Karine BARRERE, Françoise FEUGAS

12 / 1995

Le 15 Mars 1993, la Commission « Vérité pour le Salvador » remettait son rapport au Président du Salvador, aux trois anciens commandants du Front Farabundo Marti pour la libération nationale (FMLN)et au Secrétaire Général des Nations-Unies. La création de la « Commission Vérité » symbolise le lien indissociable entre les différents aspects du retour à la paix :

  • la réconciliation nationale et la reconnaissance publique des actes de violence commis depuis 1980 ;

  • la démocratisation et la réforme des institutions en tirant leçon de leur rôle dans l’Etat de non droit passé pour les voir devenir garantes obligées de l’Etat de droit à venir ;

  • la participation de tous les secteurs de la société civile salvadorienne dans ce processus ;

  • et, enfin, la réparation, morale et matérielle des dommages causés aux victimes.

Mandat et compétence de la Commission vérité

  • Il s’agit d’abord d’enquêter sur les faits graves de violence commis depuis 1980 sans compromettre le processus de réconciliation nationale.

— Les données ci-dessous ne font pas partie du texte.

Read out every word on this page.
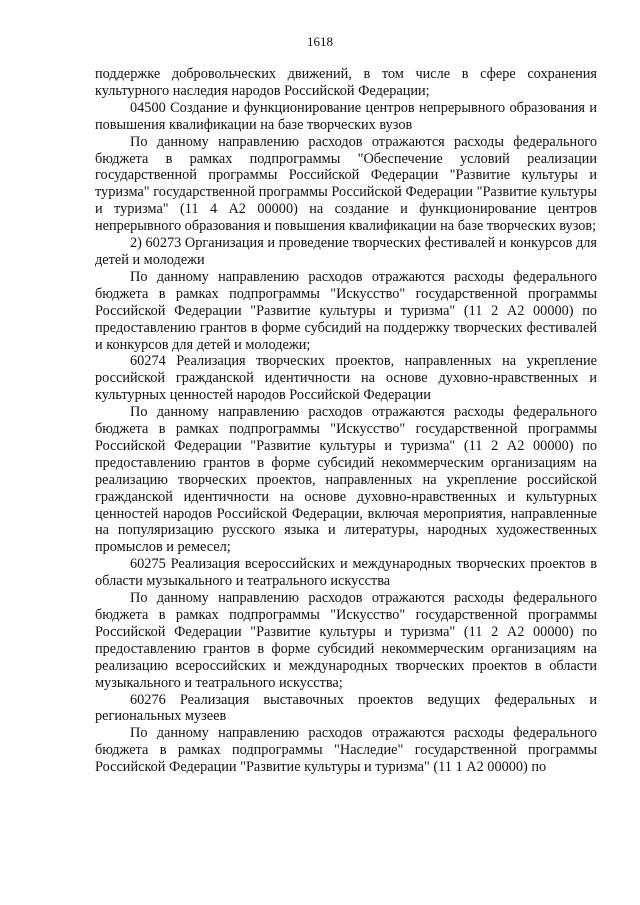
1618

поддержке добровольческих движений, в том числе в сфере сохранения культурного наследия народов Российской Федерации;

04500 Создание и функционирование центров непрерывного образования и повышения квалификации на базе творческих вузов

По данному направлению расходов отражаются расходы федерального бюджета в рамках подпрограммы "Обеспечение условий реализации государственной программы Российской Федерации "Развитие культуры и туризма" государственной программы Российской Федерации "Развитие культуры и туризма" (11 4 А2 00000) на создание и функционирование центров непрерывного образования и повышения квалификации на базе творческих вузов;

2) 60273 Организация и проведение творческих фестивалей и конкурсов для детей и молодежи

По данному направлению расходов отражаются расходы федерального бюджета в рамках подпрограммы "Искусство" государственной программы Российской Федерации "Развитие культуры и туризма" (11 2 А2 00000) по предоставлению грантов в форме субсидий на поддержку творческих фестивалей и конкурсов для детей и молодежи;

60274 Реализация творческих проектов, направленных на укрепление российской гражданской идентичности на основе духовно-нравственных и культурных ценностей народов Российской Федерации

По данному направлению расходов отражаются расходы федерального бюджета в рамках подпрограммы "Искусство" государственной программы Российской Федерации "Развитие культуры и туризма" (11 2 А2 00000) по предоставлению грантов в форме субсидий некоммерческим организациям на реализацию творческих проектов, направленных на укрепление российской гражданской идентичности на основе духовно-нравственных и культурных ценностей народов Российской Федерации, включая мероприятия, направленные на популяризацию русского языка и литературы, народных художественных промыслов и ремесел;

60275 Реализация всероссийских и международных творческих проектов в области музыкального и театрального искусства

По данному направлению расходов отражаются расходы федерального бюджета в рамках подпрограммы "Искусство" государственной программы Российской Федерации "Развитие культуры и туризма" (11 2 А2 00000) по предоставлению грантов в форме субсидий некоммерческим организациям на реализацию всероссийских и международных творческих проектов в области музыкального и театрального искусства;

60276 Реализация выставочных проектов ведущих федеральных и региональных музеев

По данному направлению расходов отражаются расходы федерального бюджета в рамках подпрограммы "Наследие" государственной программы Российской Федерации "Развитие культуры и туризма" (11 1 А2 00000) по
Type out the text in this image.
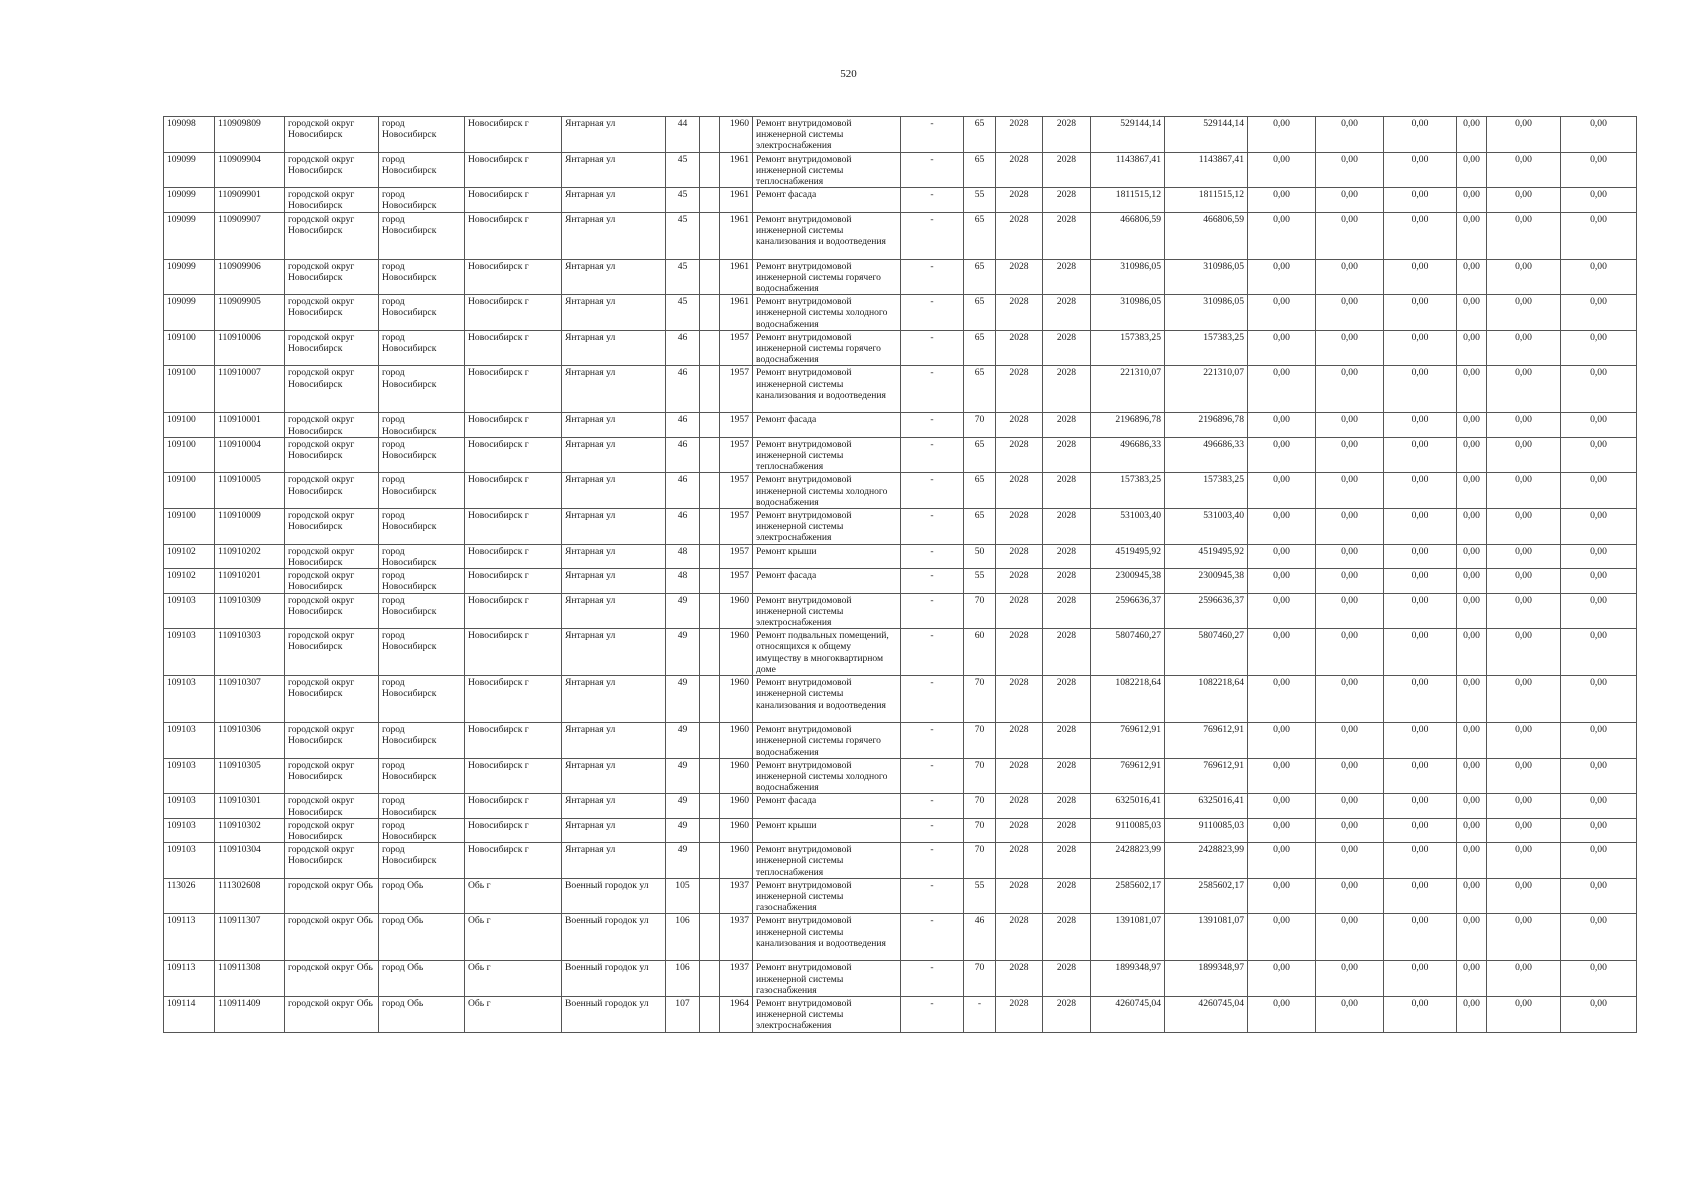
520
109098	110909809	городской округ Новосибирск	город Новосибирск	Новосибирск г	Янтарная ул	44		1960	Ремонт внутридомовой инженерной системы электроснабжения	-	65	2028	2028	529144,14	529144,14	0,00	0,00	0,00	0,00	0,00	0,00
109099	110909904	городской округ Новосибирск	город Новосибирск	Новосибирск г	Янтарная ул	45		1961	Ремонт внутридомовой инженерной системы теплоснабжения	-	65	2028	2028	1143867,41	1143867,41	0,00	0,00	0,00	0,00	0,00	0,00
109099	110909901	городской округ Новосибирск	город Новосибирск	Новосибирск г	Янтарная ул	45		1961	Ремонт фасада	-	55	2028	2028	1811515,12	1811515,12	0,00	0,00	0,00	0,00	0,00	0,00
109099	110909907	городской округ Новосибирск	город Новосибирск	Новосибирск г	Янтарная ул	45		1961	Ремонт внутридомовой инженерной системы канализования и водоотведения	-	65	2028	2028	466806,59	466806,59	0,00	0,00	0,00	0,00	0,00	0,00
109099	110909906	городской округ Новосибирск	город Новосибирск	Новосибирск г	Янтарная ул	45		1961	Ремонт внутридомовой инженерной системы горячего водоснабжения	-	65	2028	2028	310986,05	310986,05	0,00	0,00	0,00	0,00	0,00	0,00
109099	110909905	городской округ Новосибирск	город Новосибирск	Новосибирск г	Янтарная ул	45		1961	Ремонт внутридомовой инженерной системы холодного водоснабжения	-	65	2028	2028	310986,05	310986,05	0,00	0,00	0,00	0,00	0,00	0,00
109100	110910006	городской округ Новосибирск	город Новосибирск	Новосибирск г	Янтарная ул	46		1957	Ремонт внутридомовой инженерной системы горячего водоснабжения	-	65	2028	2028	157383,25	157383,25	0,00	0,00	0,00	0,00	0,00	0,00
109100	110910007	городской округ Новосибирск	город Новосибирск	Новосибирск г	Янтарная ул	46		1957	Ремонт внутридомовой инженерной системы канализования и водоотведения	-	65	2028	2028	221310,07	221310,07	0,00	0,00	0,00	0,00	0,00	0,00
109100	110910001	городской округ Новосибирск	город Новосибирск	Новосибирск г	Янтарная ул	46		1957	Ремонт фасада	-	70	2028	2028	2196896,78	2196896,78	0,00	0,00	0,00	0,00	0,00	0,00
109100	110910004	городской округ Новосибирск	город Новосибирск	Новосибирск г	Янтарная ул	46		1957	Ремонт внутридомовой инженерной системы теплоснабжения	-	65	2028	2028	496686,33	496686,33	0,00	0,00	0,00	0,00	0,00	0,00
109100	110910005	городской округ Новосибирск	город Новосибирск	Новосибирск г	Янтарная ул	46		1957	Ремонт внутридомовой инженерной системы холодного водоснабжения	-	65	2028	2028	157383,25	157383,25	0,00	0,00	0,00	0,00	0,00	0,00
109100	110910009	городской округ Новосибирск	город Новосибирск	Новосибирск г	Янтарная ул	46		1957	Ремонт внутридомовой инженерной системы электроснабжения	-	65	2028	2028	531003,40	531003,40	0,00	0,00	0,00	0,00	0,00	0,00
109102	110910202	городской округ Новосибирск	город Новосибирск	Новосибирск г	Янтарная ул	48		1957	Ремонт крыши	-	50	2028	2028	4519495,92	4519495,92	0,00	0,00	0,00	0,00	0,00	0,00
109102	110910201	городской округ Новосибирск	город Новосибирск	Новосибирск г	Янтарная ул	48		1957	Ремонт фасада	-	55	2028	2028	2300945,38	2300945,38	0,00	0,00	0,00	0,00	0,00	0,00
109103	110910309	городской округ Новосибирск	город Новосибирск	Новосибирск г	Янтарная ул	49		1960	Ремонт внутридомовой инженерной системы электроснабжения	-	70	2028	2028	2596636,37	2596636,37	0,00	0,00	0,00	0,00	0,00	0,00
109103	110910303	городской округ Новосибирск	город Новосибирск	Новосибирск г	Янтарная ул	49		1960	Ремонт подвальных помещений, относящихся к общему имуществу в многоквартирном доме	-	60	2028	2028	5807460,27	5807460,27	0,00	0,00	0,00	0,00	0,00	0,00
109103	110910307	городской округ Новосибирск	город Новосибирск	Новосибирск г	Янтарная ул	49		1960	Ремонт внутридомовой инженерной системы канализования и водоотведения	-	70	2028	2028	1082218,64	1082218,64	0,00	0,00	0,00	0,00	0,00	0,00
109103	110910306	городской округ Новосибирск	город Новосибирск	Новосибирск г	Янтарная ул	49		1960	Ремонт внутридомовой инженерной системы горячего водоснабжения	-	70	2028	2028	769612,91	769612,91	0,00	0,00	0,00	0,00	0,00	0,00
109103	110910305	городской округ Новосибирск	город Новосибирск	Новосибирск г	Янтарная ул	49		1960	Ремонт внутридомовой инженерной системы холодного водоснабжения	-	70	2028	2028	769612,91	769612,91	0,00	0,00	0,00	0,00	0,00	0,00
109103	110910301	городской округ Новосибирск	город Новосибирск	Новосибирск г	Янтарная ул	49		1960	Ремонт фасада	-	70	2028	2028	6325016,41	6325016,41	0,00	0,00	0,00	0,00	0,00	0,00
109103	110910302	городской округ Новосибирск	город Новосибирск	Новосибирск г	Янтарная ул	49		1960	Ремонт крыши	-	70	2028	2028	9110085,03	9110085,03	0,00	0,00	0,00	0,00	0,00	0,00
109103	110910304	городской округ Новосибирск	город Новосибирск	Новосибирск г	Янтарная ул	49		1960	Ремонт внутридомовой инженерной системы теплоснабжения	-	70	2028	2028	2428823,99	2428823,99	0,00	0,00	0,00	0,00	0,00	0,00
113026	111302608	городской округ Обь	город Обь	Обь г	Военный городок ул	105		1937	Ремонт внутридомовой инженерной системы газоснабжения	-	55	2028	2028	2585602,17	2585602,17	0,00	0,00	0,00	0,00	0,00	0,00
109113	110911307	городской округ Обь	город Обь	Обь г	Военный городок ул	106		1937	Ремонт внутридомовой инженерной системы канализования и водоотведения	-	46	2028	2028	1391081,07	1391081,07	0,00	0,00	0,00	0,00	0,00	0,00
109113	110911308	городской округ Обь	город Обь	Обь г	Военный городок ул	106		1937	Ремонт внутридомовой инженерной системы газоснабжения	-	70	2028	2028	1899348,97	1899348,97	0,00	0,00	0,00	0,00	0,00	0,00
109114	110911409	городской округ Обь	город Обь	Обь г	Военный городок ул	107		1964	Ремонт внутридомовой инженерной системы электроснабжения	-	-	2028	2028	4260745,04	4260745,04	0,00	0,00	0,00	0,00	0,00	0,00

  • La détermination des sanctions à appliquer aux coupables est cependant laissée aux soins des tribunaux nationaux, une fois leur indépendance et leur impartialité renouvelés dans le cadre de l’application des accords.

  • L’accord de Chapultepec du 16 Janvier 1992 prévoit que la commission devrait « faire la lumière et dépasser toute velléité d’impunité de la part d’officiels des Forces Armées salvadoriennes ». En conséquence, les tentatives de faire échapper à la justice certains actes commis par une personne publique, parapublique ou assimilée « doivent faire l’objet de jugements exemplaires émis par les tribunaux de Justice, pour que les responsables se voient appliquer les sanctions prévues par la loi ».

Cette insistance sur le rôle de la Commission en matière de lutte contre l’impunité autorise une lecture particulière des violences perpétrées par les autorités publiques sans qu’elles puissent être comparées à celles commises par la guérilla, quant à leur nature et à leurs conséquences, comme c’était généralement le cas dans les textes précédents.

Méthodes de travail de la Commission vérité et résultats

  • Au contraire des expériences chilienne et argentine, la nomination des commissaires était du ressort de secrétaire général de l’ONU « pour préserver la crédibilité de la commission ». Les trois personnalités désignées, ayant toutes occupé des fonctions de haut niveau dans le cadre d’institutions nationales ou internationales, étaient respectivement de nationalité colombienne, vénézuélienne et nord-américaine, et assistés par un collectif d’assesseurs et de consultants dont aucun, non plus, n’était de nationalité salvadorienne.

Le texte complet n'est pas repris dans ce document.